3d Realtime Physic Simulation

A library for real time 3D particles and rigid bodies simulation in OpenGL, created as part of university coursework. In the simulation, particles and bodies respond to forces and are simulated using various integration methodsn.

This coursework project is implemented in C++/OpenGL and consists of a physics engine compiled in a DLL. The individual demos visible in the videos use the engine to perform the simulation, but they differ in the setup of the scene and in the functionalities of the engine they use.
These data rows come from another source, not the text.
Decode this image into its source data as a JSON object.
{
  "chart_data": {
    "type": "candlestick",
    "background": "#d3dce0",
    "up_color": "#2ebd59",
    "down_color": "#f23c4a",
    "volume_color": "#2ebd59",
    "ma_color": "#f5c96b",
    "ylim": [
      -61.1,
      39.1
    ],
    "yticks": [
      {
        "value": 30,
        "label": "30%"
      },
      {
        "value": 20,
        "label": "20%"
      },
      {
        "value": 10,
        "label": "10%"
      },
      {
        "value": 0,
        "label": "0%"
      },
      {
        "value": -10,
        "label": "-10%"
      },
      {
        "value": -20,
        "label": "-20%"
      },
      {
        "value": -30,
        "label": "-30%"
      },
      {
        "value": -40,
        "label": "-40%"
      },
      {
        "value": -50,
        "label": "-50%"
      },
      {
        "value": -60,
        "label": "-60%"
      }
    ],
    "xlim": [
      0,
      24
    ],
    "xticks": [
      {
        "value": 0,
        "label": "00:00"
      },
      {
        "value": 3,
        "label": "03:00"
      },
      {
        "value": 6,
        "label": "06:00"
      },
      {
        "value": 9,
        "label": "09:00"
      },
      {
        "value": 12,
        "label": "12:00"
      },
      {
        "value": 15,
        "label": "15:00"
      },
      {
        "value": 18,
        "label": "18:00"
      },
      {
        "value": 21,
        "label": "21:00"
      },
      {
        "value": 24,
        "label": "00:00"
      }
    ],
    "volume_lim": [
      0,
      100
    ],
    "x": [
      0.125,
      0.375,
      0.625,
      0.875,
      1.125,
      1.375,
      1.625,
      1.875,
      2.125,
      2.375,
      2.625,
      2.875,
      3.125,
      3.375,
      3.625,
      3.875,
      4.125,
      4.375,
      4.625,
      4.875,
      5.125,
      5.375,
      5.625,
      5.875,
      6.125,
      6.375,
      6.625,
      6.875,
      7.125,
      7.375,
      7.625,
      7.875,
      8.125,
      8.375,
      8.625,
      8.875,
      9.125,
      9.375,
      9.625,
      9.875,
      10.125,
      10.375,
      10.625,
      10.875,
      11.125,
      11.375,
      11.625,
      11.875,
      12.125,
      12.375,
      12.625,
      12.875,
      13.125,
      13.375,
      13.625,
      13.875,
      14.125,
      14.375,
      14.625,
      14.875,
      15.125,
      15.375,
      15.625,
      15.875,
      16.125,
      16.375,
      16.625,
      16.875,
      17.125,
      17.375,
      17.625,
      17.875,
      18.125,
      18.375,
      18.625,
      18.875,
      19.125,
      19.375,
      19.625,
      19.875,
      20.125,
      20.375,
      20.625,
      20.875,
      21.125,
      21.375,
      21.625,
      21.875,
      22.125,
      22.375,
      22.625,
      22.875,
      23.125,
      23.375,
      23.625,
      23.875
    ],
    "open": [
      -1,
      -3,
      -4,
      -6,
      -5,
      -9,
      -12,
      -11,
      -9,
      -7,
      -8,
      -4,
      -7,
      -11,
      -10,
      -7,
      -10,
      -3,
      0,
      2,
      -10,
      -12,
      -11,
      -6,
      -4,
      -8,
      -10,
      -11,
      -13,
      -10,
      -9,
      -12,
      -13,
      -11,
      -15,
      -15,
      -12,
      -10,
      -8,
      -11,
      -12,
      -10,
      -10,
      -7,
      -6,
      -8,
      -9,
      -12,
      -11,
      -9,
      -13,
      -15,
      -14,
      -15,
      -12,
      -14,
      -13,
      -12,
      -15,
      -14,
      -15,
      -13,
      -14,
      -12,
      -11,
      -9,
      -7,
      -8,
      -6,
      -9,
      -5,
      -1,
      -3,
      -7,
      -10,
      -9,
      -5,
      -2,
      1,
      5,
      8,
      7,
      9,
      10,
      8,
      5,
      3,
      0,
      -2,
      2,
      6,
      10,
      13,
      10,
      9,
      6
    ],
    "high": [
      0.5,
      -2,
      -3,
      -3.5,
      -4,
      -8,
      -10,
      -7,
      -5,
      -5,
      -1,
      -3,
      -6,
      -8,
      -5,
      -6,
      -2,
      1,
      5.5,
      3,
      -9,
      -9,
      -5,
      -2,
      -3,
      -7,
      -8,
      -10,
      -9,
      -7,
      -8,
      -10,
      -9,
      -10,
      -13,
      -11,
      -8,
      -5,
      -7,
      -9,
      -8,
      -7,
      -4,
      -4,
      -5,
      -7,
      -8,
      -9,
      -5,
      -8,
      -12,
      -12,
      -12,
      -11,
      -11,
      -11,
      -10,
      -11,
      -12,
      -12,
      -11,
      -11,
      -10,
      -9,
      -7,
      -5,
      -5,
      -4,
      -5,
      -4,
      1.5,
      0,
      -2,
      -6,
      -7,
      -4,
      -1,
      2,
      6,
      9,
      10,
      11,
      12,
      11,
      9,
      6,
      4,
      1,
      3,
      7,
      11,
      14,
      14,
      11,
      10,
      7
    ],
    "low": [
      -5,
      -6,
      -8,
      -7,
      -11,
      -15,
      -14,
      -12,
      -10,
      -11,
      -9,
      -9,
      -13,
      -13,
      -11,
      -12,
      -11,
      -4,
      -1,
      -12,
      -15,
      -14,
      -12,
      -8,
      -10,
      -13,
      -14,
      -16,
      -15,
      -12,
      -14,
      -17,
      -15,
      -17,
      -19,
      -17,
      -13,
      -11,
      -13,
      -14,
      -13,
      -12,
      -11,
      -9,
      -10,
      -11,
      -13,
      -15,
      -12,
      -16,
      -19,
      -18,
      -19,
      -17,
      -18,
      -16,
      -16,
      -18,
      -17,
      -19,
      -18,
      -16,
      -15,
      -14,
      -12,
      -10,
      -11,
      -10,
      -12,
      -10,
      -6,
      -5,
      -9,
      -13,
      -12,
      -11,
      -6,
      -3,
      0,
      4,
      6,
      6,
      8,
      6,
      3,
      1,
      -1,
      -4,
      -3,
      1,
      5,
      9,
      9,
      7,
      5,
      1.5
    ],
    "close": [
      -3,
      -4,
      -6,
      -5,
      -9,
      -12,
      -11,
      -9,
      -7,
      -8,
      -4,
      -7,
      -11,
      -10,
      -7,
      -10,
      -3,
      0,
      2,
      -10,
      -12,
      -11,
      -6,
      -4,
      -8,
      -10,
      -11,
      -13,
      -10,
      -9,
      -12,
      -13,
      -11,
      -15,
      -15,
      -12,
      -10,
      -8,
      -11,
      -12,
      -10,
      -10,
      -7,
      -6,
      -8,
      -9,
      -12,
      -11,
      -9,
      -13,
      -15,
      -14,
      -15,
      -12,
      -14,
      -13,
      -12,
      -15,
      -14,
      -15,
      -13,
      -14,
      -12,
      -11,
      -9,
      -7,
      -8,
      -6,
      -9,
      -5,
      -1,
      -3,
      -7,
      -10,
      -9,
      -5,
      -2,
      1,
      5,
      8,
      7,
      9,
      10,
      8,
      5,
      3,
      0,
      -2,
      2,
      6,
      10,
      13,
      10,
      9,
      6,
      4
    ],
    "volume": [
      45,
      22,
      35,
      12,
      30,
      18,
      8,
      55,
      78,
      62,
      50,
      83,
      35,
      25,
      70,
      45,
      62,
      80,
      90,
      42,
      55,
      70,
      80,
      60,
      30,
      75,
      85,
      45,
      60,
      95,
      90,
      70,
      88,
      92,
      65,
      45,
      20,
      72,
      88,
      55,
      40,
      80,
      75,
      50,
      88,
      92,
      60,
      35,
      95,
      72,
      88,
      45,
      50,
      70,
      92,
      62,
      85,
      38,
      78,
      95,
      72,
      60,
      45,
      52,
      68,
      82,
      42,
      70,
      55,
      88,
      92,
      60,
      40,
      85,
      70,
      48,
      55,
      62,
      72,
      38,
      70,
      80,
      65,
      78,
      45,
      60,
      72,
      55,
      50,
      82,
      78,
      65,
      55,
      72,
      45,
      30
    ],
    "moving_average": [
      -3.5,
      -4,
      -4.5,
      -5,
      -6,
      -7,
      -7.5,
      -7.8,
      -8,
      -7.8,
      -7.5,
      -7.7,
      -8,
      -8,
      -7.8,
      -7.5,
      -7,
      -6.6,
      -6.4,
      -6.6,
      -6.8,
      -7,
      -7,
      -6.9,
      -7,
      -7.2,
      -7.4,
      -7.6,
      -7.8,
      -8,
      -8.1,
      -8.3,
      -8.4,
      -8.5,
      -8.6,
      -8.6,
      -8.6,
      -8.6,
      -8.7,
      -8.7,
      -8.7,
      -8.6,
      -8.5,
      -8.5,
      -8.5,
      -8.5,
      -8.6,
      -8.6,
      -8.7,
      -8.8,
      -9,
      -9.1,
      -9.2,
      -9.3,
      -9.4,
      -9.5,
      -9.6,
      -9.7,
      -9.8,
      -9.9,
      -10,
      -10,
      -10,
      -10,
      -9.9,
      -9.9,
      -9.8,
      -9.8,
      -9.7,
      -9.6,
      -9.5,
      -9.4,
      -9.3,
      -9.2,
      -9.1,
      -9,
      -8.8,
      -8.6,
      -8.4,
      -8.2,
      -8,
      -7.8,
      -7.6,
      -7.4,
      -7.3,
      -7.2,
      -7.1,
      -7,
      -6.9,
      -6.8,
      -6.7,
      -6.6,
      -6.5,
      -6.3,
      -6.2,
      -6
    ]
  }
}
Flags can be set on the physics engine to activate or deactivate some functionalities, like broad phase collision detection or the drawing of the bounding boxes. The individual demos doesn't do anything more than setting these flags accordingly to the goal of the specific demo and laying out the planes and the particles or cubes for the scene.

I wrote two versions of this engine. The first version was written with an object-oriented approach. A base class was used as a superclass for planes, particles and cubes and forces were also implemented as object with a class hierarchy. The overall idea was to delegate to the single instance the execution of all the integration, drawing and update. Custom made list (with some handy extra methods) were also used extensively to have a cleaner code. In this implementation, the mathematical library "vmath" has been used (and extended to implement the inversion operation on 3x3 matrix, only available on 4x4 matrix).

This design decision led to a good structured code, with a clean class structure, but the performance was not acceptable and there were some glitches with the plane response. In a second phase, the entire engine has been rewritten from scratch with a different approach. The mathematical library used is "WildMagic4". In this second version I decided to go back to a C style approach, with static functions acting on structs and arrays with a fixed size. The code is a bit more convoluted , but the performance have increased, for the particle simulation, by some ten times, and by some three times for the object simulation.

Main features

  • Euler, Midpoint and RK4 integration methods
  • Full 3D body implementation with inertial tensors
  • Particle and rigid body simulation
  • Visualisation of broad-phase (AABB with sweep and prune) body-to-body and narrow-phase body-to-plane collision detection
  • Body-to-plane collision response

Bsc Dissertation

This BSc dissertation project for University of Pisa implements a webpage speech synthesizer with voice command recognition, for visually impaired users. Created in collaboration with CNR/Italian W3C Office (Dr. Oreste Signore) and DotVocal, the academic supervisor was Dr. Roberto Bruni from the University of Pisa.

The project is composed of a Firefox plugin and a C++/Java local service. The service provides speech synthetis and voice recognition features, while the Firefox plugin is responsible for retrieving and parsing web pages and providing visual hints during the speech synthesis.